The Afghan leader has promised to seek talks only with insurgent figures who renounce violence, reject ties to groups such as Al Qaeda and pledge to respect the Afghan Constitution and its enshrinement of principles such as the rights of women.

But Western diplomats question whether those tenets are enforceable in the type of back-channel contacts that have been taking place for at least a year, and it is widely recognized that a Western troop drawdown will probably hinge on movement toward some kind of political settlement with the Taliban.

American influence over Karzai's actions has been weakened by a perception that the U.S.-led military effort is floundering, as exemplified by delays in a much-vaunted effort to reassert government authority in the key southern city of Kandahar, and the abrupt change in command of North Atlantic Treaty Organization forces.

Amid a growing sense of a power structure in flux, ethnic politics have moved to the fore. One pointed recent example was Karzai's ouster of intelligence chief Amrullah Saleh, who was well regarded by the West. Saleh, an ethnic Tajik, had voiced serious qualms about Karzai's courting of the Taliban with measures such as releases of jailed Taliban suspects, a plan that won the endorsement of a peace jirga, or assembly, convened last month.

Those prisoner releases, which have begun, horrified many in Afghanistan's security establishment, who believed that Karzai was granting the insurgents a major concession while getting nothing in return. Moreover, some of those who have walked out the prison gates, or are slated to do so soon, were captured at considerable risk to the lives of Afghan and coalition forces.

Another leading critic of Karzai's reconciliation strategy is Abdullah Abdullah, the former foreign minister who is now the informal leader of the opposition. Abdullah, the second-place vote-getter in August's polling, qualified for a runoff with Karzai, but quit the race in disgust, declaring there was no way the presidential balloting could be conducted fairly.

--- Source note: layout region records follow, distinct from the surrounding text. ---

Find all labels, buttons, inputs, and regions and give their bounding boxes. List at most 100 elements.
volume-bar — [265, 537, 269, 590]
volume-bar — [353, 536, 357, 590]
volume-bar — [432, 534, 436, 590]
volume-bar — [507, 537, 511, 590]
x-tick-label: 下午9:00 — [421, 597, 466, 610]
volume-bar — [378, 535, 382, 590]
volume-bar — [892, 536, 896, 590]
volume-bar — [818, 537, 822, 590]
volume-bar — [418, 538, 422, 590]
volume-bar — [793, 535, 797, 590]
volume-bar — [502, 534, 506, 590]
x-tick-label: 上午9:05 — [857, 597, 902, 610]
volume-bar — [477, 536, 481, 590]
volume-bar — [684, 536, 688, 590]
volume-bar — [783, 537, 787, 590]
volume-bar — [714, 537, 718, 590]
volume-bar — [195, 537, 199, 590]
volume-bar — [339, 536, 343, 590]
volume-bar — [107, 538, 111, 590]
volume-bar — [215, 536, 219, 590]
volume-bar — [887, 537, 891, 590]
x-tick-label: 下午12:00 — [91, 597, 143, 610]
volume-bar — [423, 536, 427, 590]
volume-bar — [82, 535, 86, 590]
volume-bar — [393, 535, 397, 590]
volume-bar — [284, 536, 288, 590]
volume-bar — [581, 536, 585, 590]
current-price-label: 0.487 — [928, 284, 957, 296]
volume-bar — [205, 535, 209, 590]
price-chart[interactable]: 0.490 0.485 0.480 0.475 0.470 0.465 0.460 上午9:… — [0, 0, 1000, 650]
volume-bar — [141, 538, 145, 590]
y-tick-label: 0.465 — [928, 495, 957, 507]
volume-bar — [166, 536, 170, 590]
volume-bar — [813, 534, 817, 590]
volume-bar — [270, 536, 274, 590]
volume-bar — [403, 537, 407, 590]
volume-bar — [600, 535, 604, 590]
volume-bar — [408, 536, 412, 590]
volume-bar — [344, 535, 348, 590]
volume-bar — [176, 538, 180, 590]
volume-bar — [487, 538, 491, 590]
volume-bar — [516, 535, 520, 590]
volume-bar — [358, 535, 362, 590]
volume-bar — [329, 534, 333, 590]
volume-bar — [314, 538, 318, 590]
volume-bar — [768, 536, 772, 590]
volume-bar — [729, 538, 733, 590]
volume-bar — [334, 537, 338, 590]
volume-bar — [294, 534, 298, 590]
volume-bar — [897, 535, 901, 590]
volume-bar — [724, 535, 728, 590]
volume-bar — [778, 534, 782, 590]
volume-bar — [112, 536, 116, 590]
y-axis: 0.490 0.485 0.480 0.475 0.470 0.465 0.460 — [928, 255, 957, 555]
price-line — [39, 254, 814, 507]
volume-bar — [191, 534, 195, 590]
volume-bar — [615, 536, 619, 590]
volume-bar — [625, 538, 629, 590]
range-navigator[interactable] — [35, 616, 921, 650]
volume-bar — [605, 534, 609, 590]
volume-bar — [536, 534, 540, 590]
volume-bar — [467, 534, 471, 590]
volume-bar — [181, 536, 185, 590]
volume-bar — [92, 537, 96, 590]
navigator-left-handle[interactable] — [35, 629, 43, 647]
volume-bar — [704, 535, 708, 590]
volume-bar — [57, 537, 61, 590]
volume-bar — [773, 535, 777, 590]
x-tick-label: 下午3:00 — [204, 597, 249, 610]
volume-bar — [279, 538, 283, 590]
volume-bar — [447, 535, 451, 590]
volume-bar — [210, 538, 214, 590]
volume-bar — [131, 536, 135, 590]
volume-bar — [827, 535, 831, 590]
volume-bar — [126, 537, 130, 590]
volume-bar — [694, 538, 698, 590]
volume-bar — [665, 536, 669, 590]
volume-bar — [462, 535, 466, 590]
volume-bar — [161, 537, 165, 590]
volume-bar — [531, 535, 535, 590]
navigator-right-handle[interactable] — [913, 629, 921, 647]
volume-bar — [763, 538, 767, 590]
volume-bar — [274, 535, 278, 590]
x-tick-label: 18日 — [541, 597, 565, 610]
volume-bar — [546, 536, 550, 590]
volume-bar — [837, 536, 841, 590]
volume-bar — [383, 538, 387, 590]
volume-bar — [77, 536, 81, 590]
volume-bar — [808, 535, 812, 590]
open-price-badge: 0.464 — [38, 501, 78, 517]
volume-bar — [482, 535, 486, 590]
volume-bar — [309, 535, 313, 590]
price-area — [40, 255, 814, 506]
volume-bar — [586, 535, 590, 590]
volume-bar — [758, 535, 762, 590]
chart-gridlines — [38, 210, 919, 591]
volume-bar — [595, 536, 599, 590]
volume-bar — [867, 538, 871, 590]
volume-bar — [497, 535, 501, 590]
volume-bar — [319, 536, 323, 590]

On Karzai's recent visits to Kandahar, his home province, the president's references to the Taliban had gone well beyond the fraternal, Abdullah said.

"It's not just the language he has used for months about 'disaffected brothers'; now he says, 'Talib-jan,' which is like calling them 'darling,'" said Abdullah, who is half-Pashtun but has a primarily Tajik political identity. "To me, it shows the lack of a sense of direction and vision."